Do better materials make you a better artist?
Many different types of brushes, paint, and artist materials are available to the beginner painter. But many artists wonder, “If I had better tools, would I be a better artist?”.
At Evolve, we answer this with a resounding “No!" Being a better artist is about what you bring to the easel, your effort, what you’re willing to experiment with, and how creative you are with the tools you do have. But those tools will never make you any better than you were before.
However, the kind of artist materials you use can make your work worse.
Choosing the right artist materials when you are painting can make a big difference in your painting practice. So keep reading to learn how tools affect students of all levels!
Are Your Tools Holding You Back?
While high-quality materials won’t make you any better of an artist, they certainly won’t make you any worse. However, if you’re using low-quality materials, they can stand in the way of your success.
Let’s say you have a perfect technique, and I give you a low-grade paint and low-quality brushes to work with. The technique, though applied perfectly, might not actually work with the materials you are using.
And so the student, who doesn’t know any better, starts augmenting their perfect technique to make up for the shortfalls of the tools. They change what they are doing to get a result with the worse material. And so in doing that they begin watering down and degrading the quality of their technique, bending a pristine approach around bad tools.
Using low-grade paint, with less pigment and more oil, or low-quality brushes will affect your paintings, even if your approach to painting is flawless.

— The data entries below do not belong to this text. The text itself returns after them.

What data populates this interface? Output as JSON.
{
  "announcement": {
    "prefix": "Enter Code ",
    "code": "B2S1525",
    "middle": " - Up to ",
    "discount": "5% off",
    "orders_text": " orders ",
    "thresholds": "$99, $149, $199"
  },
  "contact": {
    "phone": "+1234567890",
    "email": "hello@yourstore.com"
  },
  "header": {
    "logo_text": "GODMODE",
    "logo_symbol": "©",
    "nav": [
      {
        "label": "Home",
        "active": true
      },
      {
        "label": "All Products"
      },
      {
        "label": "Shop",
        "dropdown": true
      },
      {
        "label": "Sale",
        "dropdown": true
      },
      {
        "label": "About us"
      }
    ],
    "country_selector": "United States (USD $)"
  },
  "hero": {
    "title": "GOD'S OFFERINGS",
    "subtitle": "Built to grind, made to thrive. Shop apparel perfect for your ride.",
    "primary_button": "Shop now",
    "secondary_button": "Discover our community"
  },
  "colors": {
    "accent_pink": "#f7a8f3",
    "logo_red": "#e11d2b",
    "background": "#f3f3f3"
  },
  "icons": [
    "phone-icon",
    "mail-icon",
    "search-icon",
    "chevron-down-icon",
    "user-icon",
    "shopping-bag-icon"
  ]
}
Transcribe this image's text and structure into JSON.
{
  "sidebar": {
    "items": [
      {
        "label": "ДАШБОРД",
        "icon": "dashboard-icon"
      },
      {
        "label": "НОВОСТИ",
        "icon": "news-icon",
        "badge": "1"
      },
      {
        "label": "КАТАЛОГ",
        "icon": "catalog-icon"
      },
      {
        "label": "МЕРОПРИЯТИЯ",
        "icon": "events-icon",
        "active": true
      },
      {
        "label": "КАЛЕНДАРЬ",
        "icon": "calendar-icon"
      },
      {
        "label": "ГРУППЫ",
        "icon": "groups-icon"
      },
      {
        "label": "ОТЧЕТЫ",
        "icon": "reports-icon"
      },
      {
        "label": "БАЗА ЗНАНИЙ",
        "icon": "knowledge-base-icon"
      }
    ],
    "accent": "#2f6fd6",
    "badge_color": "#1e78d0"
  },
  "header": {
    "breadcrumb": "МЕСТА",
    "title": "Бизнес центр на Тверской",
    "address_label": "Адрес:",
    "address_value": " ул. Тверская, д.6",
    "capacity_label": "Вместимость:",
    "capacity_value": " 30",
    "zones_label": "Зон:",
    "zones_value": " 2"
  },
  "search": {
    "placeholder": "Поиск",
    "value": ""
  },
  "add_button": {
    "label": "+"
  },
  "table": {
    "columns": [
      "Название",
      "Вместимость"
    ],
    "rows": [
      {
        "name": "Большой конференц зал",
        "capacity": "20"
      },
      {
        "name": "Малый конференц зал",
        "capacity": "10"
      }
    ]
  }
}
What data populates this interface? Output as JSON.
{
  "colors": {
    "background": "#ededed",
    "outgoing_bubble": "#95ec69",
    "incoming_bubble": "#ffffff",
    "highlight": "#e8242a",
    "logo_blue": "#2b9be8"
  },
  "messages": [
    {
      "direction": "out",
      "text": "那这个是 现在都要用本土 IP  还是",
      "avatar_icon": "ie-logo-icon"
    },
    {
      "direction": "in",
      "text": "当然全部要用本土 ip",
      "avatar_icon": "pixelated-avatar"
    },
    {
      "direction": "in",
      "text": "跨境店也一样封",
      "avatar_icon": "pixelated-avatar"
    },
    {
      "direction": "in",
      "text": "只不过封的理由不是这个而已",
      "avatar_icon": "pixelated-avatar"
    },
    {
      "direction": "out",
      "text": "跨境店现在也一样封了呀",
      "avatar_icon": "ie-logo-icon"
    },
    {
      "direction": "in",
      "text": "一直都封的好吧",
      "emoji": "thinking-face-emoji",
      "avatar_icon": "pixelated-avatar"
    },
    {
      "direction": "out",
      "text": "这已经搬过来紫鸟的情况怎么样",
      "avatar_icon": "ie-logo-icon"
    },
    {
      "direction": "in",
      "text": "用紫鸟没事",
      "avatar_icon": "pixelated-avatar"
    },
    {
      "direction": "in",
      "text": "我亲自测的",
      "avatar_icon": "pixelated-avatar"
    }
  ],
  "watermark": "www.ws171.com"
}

You begin to make adjustments for the poor performance of your artist materials.
And so your entire approach becomes wrapped around these terrible materials that are in the way, steering you off course every time you use them.
Quality Comes With a Price Tag
High-quality paint and artist materials are often passed by due to their price. But while these artist materials are expensive, they pale in comparison to the value of your time wasted.
If you apply the same care and skill to two paintings, one done on quality canvas with excellent paint, and one done on inexpensive canvas with oiled down paint, the difference between the two will be clear. One will be much better for the materials used, and the other weaker.
Your time is valuable, so why not invest in materials that will help your work, instead of hinder it?
Your time is valuable, so why not invest in materials that will help your work, instead of hinder it? And now you will have a painting that is sellable, made with quality, lasting material.
Low-grade paint will cause issues in chroma when color mixing. The paint, not densely enough pigmented, will not hold up well when other colors are added. But when you compare a student grade paint to a brand like Old Holland, you will see that much less of the quality paint is needed in color mixtures compared to the student grade paint.
Because student grade paints are less pigmented and supplemented with excess fillers, more paint is needed in order to paint. But quality paint will go much further because of its dense pigmentation which causes it to be stretched with medium and still hold up its chroma. This simply means you need less of it and the paint will last longer.
There are many professional grade paints that are made with care and quality, worth the investment rather than wasting money on student grade paint.
Student Grade Materials
My students often wonder if they should purchase student grade paints because of their inexperience. But I always urge my students to use the best materials they can afford.
When students think, “I’m a student, so I’ll use student grade paint”, the result is a student grade painting. This thought process prevents students from pushing their work to a higher standard and sets a downward cycle.
Students should, instead, be thinking that because they want to be a professional, they need to use artist materials that will help them get there. If you wanted to be a professional baseball player, you wouldn’t practice every day with a plastic ball and bat. You would get yourself to a place where you could use the right equipment so you are not compensating and forming bad habits.
Student grade materials can hold students back from growing as artists and can create bad habits. Investing in the proper artist materials will ensure this does not happen.
Better tools definitely don’t make you a better artist, but they won’t hold you back. Using lower quality paint and brushes forces your hand. You have to compensate for the inadequacies of the artist materials.
When a student begins to compensate for weaker tools, they are forced into bad habits. Also, the level of inconsistency in low-quality products can become a nightmare to negotiate. Not knowing how your material will function from painting to painting makes for very inconsistent results and stunted learning.
Students need confidence in the tools they use. Not having to worry about how your paint and brushes will function allows you to focus on more important things. Instead, you can focus on technique, without being held back by low-grade artist materials.